- Pratikshya movie poster
- Directed by: Anupam Patnaik
- Written by: Roshan Bisoi; Gourahari Das;
- Produced by: Anupam Patnaik
- Starring: Dipanwit Dashmohapatra; Choudhury Jayprakash Das; Barsha Patnaik; Sreela Tripathy; Siddhanta Mahapatra;
- Cinematography: Deepak Kumar
- Edited by: Deven Mishra
- Music by: Ankesh Anand; Ashish Pradhan; Bivash Rath;
- Release date: 2 December 2022;
- Country: India
- Language: Odia

= Pratikshya =

Pratikshya is a 2022 Indian Odia language drama film, produced & directed by Anupam Patnaik. The film is written by Roshan Bisoi and inspired from a short story, Bapa written by Gourahari Das. Ankesh Anand, Ashish Pradhan and Bivash Rath being the music composer of the film, the cinematography is being handled by Deepak Kumar. Anupam Kher announced to produce and act in its Hindi remake.

The film follows the journey of Sanjay a middle-class unemployed youth whose only goal is to get a Government job. Life throws a curveball at him when his father suddenly becomes ill. With no job & money, he struggles to stay afloat with his inner desires.

== Plot ==
Set in Bhubaneswar around a typical middle-class family, Pratikshya is a story about dreams, desperation, and aspirations. Like every unemployed graduate, Sanjay is adamant about finding a government job. Bipin, his father tries hard to convince Sanjay to do any job as his retirement is at bay. The family is already burdened with loans taken for Sanjay's elder sisters Supriya's wedding. The buck stops when Bipin is diagnosed with a terminal illness and Sanjay faces the dilemma of securing a government job and saving his father.

==Cast==
- Dipanwit Dashmohapatra as Sanjay
- Choudhury Jayaprakash Das as Sanjay's father
- Barsha Patnaik as Kalyani
- Sreela Tripathy as Sanjay's mother
- Sidhant Mohapatra (guest appearance) as a doctor
- Roshan Bisoi as Bijit
- Roopambika Nayak
- Susil Mishra
- Abakash Mishra

==Release==
===Festival screening===
Pratikshya was screened in Indian Panorama section of IFFI 2022 and has won the Best Story Feature Film Award at the Washington DC South Asia Film Festival (DCSAFF) 2022.

==Reception==
A critic from Kalinga TV wrote that "Odia film ‘Pratikshya’ is an excellent film.

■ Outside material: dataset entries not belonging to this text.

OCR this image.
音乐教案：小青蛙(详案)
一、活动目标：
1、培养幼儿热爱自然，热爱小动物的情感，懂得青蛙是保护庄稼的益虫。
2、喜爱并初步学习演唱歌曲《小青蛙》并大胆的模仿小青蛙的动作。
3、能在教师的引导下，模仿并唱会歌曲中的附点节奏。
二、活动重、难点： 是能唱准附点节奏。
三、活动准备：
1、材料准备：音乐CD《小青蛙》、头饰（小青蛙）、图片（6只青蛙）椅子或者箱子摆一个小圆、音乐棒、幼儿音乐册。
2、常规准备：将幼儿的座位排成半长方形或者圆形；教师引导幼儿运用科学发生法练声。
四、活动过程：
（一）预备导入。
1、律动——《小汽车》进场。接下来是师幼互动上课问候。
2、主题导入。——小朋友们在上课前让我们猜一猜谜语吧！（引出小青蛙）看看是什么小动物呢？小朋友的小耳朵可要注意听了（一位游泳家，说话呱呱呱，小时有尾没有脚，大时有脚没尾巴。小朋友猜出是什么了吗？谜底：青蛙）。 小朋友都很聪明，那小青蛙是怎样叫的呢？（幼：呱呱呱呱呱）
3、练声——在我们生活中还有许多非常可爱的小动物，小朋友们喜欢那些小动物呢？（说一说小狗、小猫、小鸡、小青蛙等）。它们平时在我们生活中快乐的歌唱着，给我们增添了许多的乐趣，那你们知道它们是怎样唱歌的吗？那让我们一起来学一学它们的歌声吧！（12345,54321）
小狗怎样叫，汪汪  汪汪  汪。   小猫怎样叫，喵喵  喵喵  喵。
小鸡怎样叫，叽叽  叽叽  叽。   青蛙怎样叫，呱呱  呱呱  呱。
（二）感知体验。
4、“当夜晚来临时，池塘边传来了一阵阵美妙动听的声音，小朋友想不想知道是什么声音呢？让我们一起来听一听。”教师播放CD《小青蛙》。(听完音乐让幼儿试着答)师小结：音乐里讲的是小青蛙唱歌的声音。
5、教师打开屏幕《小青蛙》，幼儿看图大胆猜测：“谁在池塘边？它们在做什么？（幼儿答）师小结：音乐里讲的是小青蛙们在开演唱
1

Based on a short story written by noted writer Gourahari Das, the plot of ‘Pratikshya’ revolves around sorrow, happiness as well as failure and success of an Odia middle-class family". A critic from Orissa Post wrote that "Though the first half of the film feels a bit stretched and the second half a little shrunk, Pratikshya, which is based on a short story titled Bapa by Gourahari Das, with its subtletly and nuances stands confident as a film and a piece of art". Anupam Kher has announced its Hindi remake in IFFI press conference.